Henry Morgenthau III, a producer and documentarian for public television in its earliest days, died Wednesday in Washington, D.C., of complications from aortic stenosis. He was 101.
His son, cinematographer Kramer Morgenthau, said in a Washington Post obituary that his father was inspired by “the whole concept of using television to educate and also tell stories of marginalized people in society.”
Henry Morgenthau joined WGBH in Boston in 1957, just two years after it went on the air. He worked there as a producer until 1977. Morgenthau’s work at WGBH won national honors including Peabody, Emmy and UPI awards. He was recognized during a celebration of 50 years of public broadcasting in November at the Library of Congress.
Among his signature programs was South African Essay, a miniseries about apartheid. Another of his projects, Eleanor Roosevelt: Prospects of Mankind, was a weekly talk show hosted by the former first lady that aired from 1959–62. Filmed at Brandeis University, the roundtable discussion featured guests including John Kenneth Galbraith, John F. Kennedy, Henry Kissinger, Edward R. Murrow, Bertrand Russell and Adlai Stevenson
In 1963 Morgenthau interviewed the Rev. Martin Luther King Jr., Malcolm X and James Baldwin for The Negro and the American Promise. Portions of the Baldwin interview aired in the 2016 Independent Lens documentary I Am Not Your Negro, which received an Academy Award nomination.
In 1967 he produced A Conversation with Svetlana Alliluyeva, a documentary about Joseph Stalin’s daughter, for NET Journal, a public TV news and public affairs anthology series.
Henry Becton, WGBH vice chair and former station president, was a producer trainee under Morgenthau. Becton recalled Morgenthau as a “beloved mentor to many of us,” with a refreshingly understated and selfless style, according to a statement from the station.
“Our audience benefitted time after time from Henry’s genuine and far-ranging intellectual curiosity, from his social conscience, often ahead of his time, and from his access to the best minds and leaders in numerous fields,” said Becton, who worked with Morgenthau on a national special about parenting hosted by pediatrician Dr. T. Barry Brazelton.
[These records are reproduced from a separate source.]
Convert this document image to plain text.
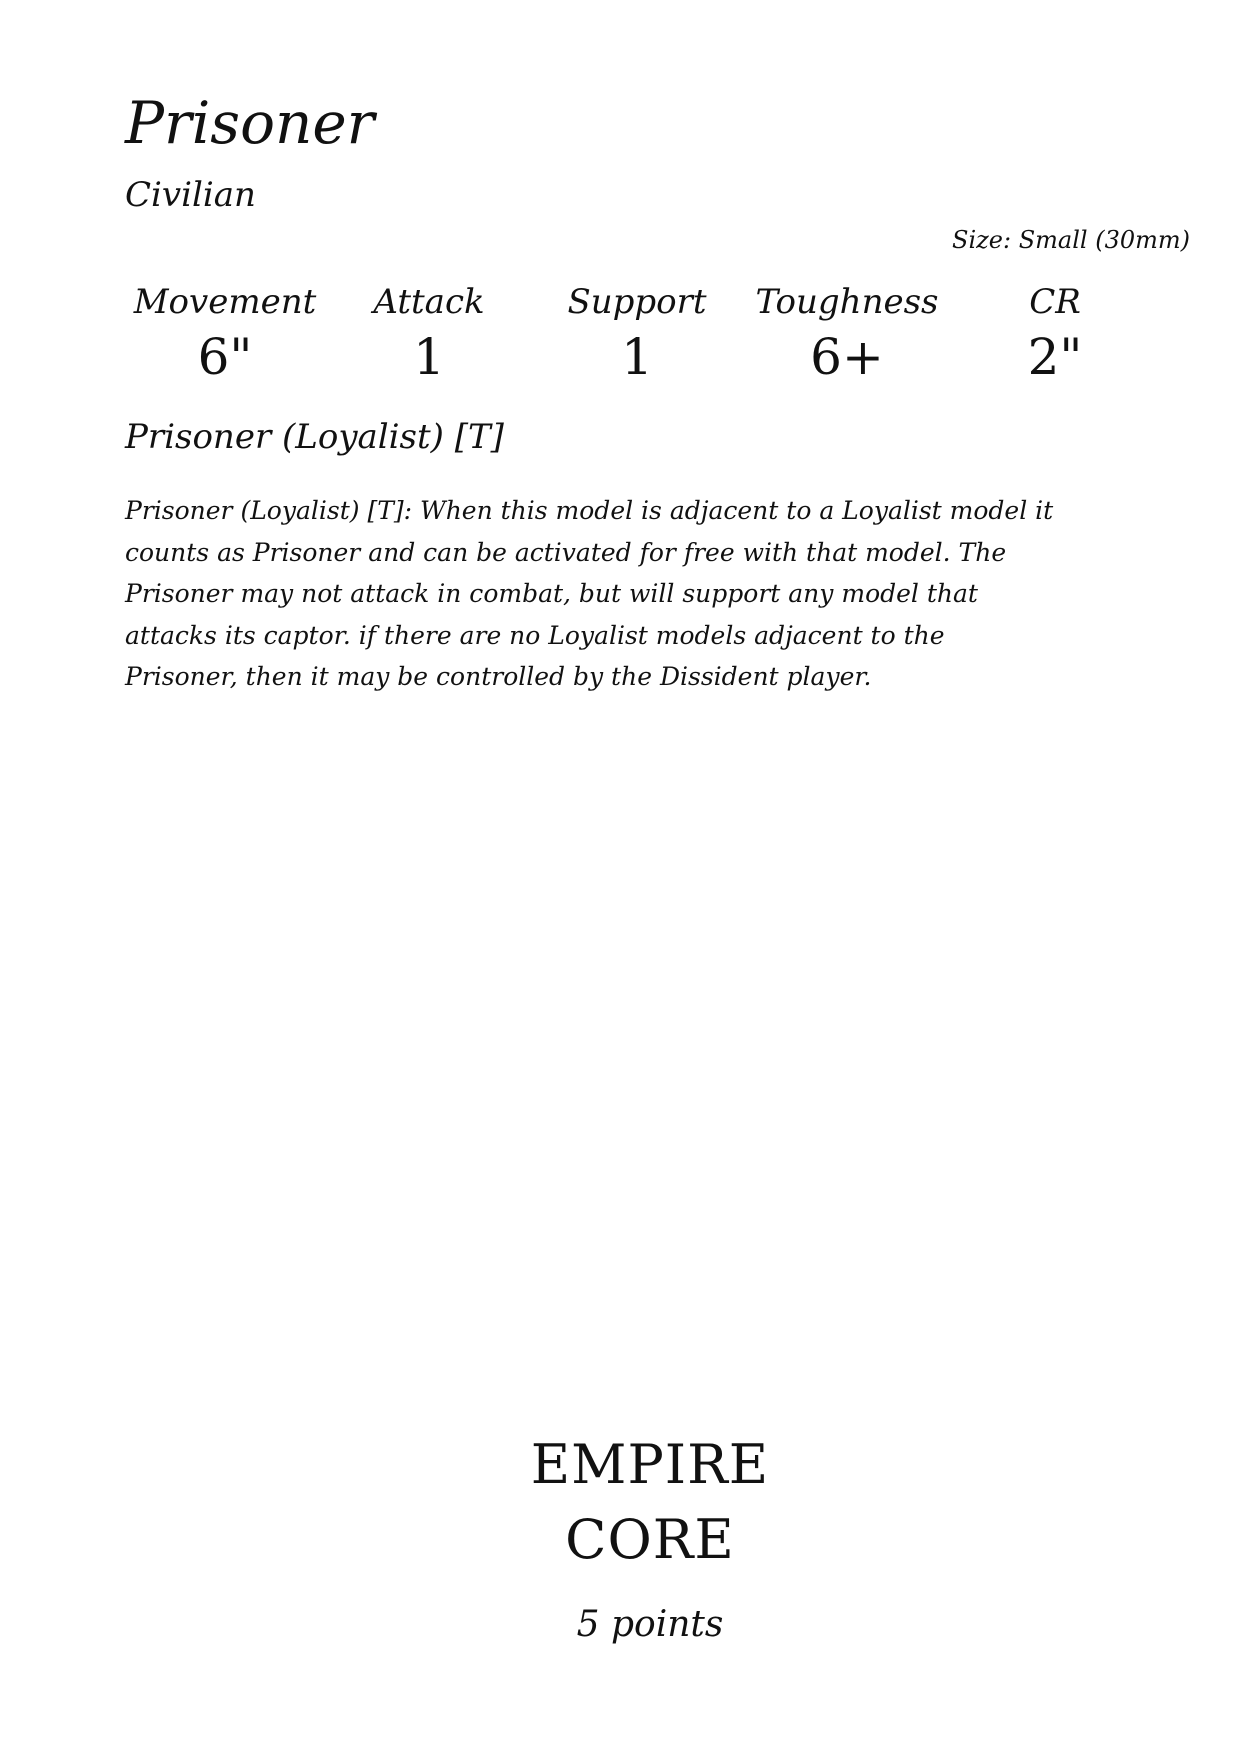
Prisoner
Civilian
Size: Small (30mm)
Movement
6"
Attack
1
Support
1
Toughness
6+
CR
2"
Prisoner (Loyalist) [T]

Prisoner (Loyalist) [T]: When this model is adjacent to a Loyalist model it counts as Prisoner and can be activated for free with that model. The Prisoner may not attack in combat, but will support any model that attacks its captor. if there are no Loyalist models adjacent to the Prisoner, then it may be controlled by the Dissident player.

EMPIRE
CORE
5 points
Morgenthau was born Jan. 11, 1917, in New York City, son of Elinor Fatman and Henry Morgenthau Jr. He attended Princeton University, graduating with an art history degree in 1939. Morgenthau served in the Army during World War II and received a Bronze Star. He married Ruth Schachter in 1962; she died in 2006.
He authored two books: the family history Mostly Morgenthaus in 1991 and a book of poetry published when he was 99 years old, A Sunday in Purgatory. “Later in life Henry’s creativity found a new chapter as a poet, continuing to inspire us to the end,” Becton said.
Survivors in addition to Kramer include a daughter, Sarah Morgenthau of Washington; a son, Henry “Ben” Morgenthau IV of Danville, Calif.; a brother, Robert M. Morgenthau; and six grandchildren.
He was preceded in death by a sister, Joan Morgenthau Hirschhorn.
Services took place Monday in Washington; interment will be in New York City. In lieu of flowers, contributions may be made to The Henry Morgenthau Poetry Prize, c/o Passager Books, 1420 N. Charles St., Baltimore, MD 21201; or to Princeton University, 330 Alexander St., Princeton, NJ 08540.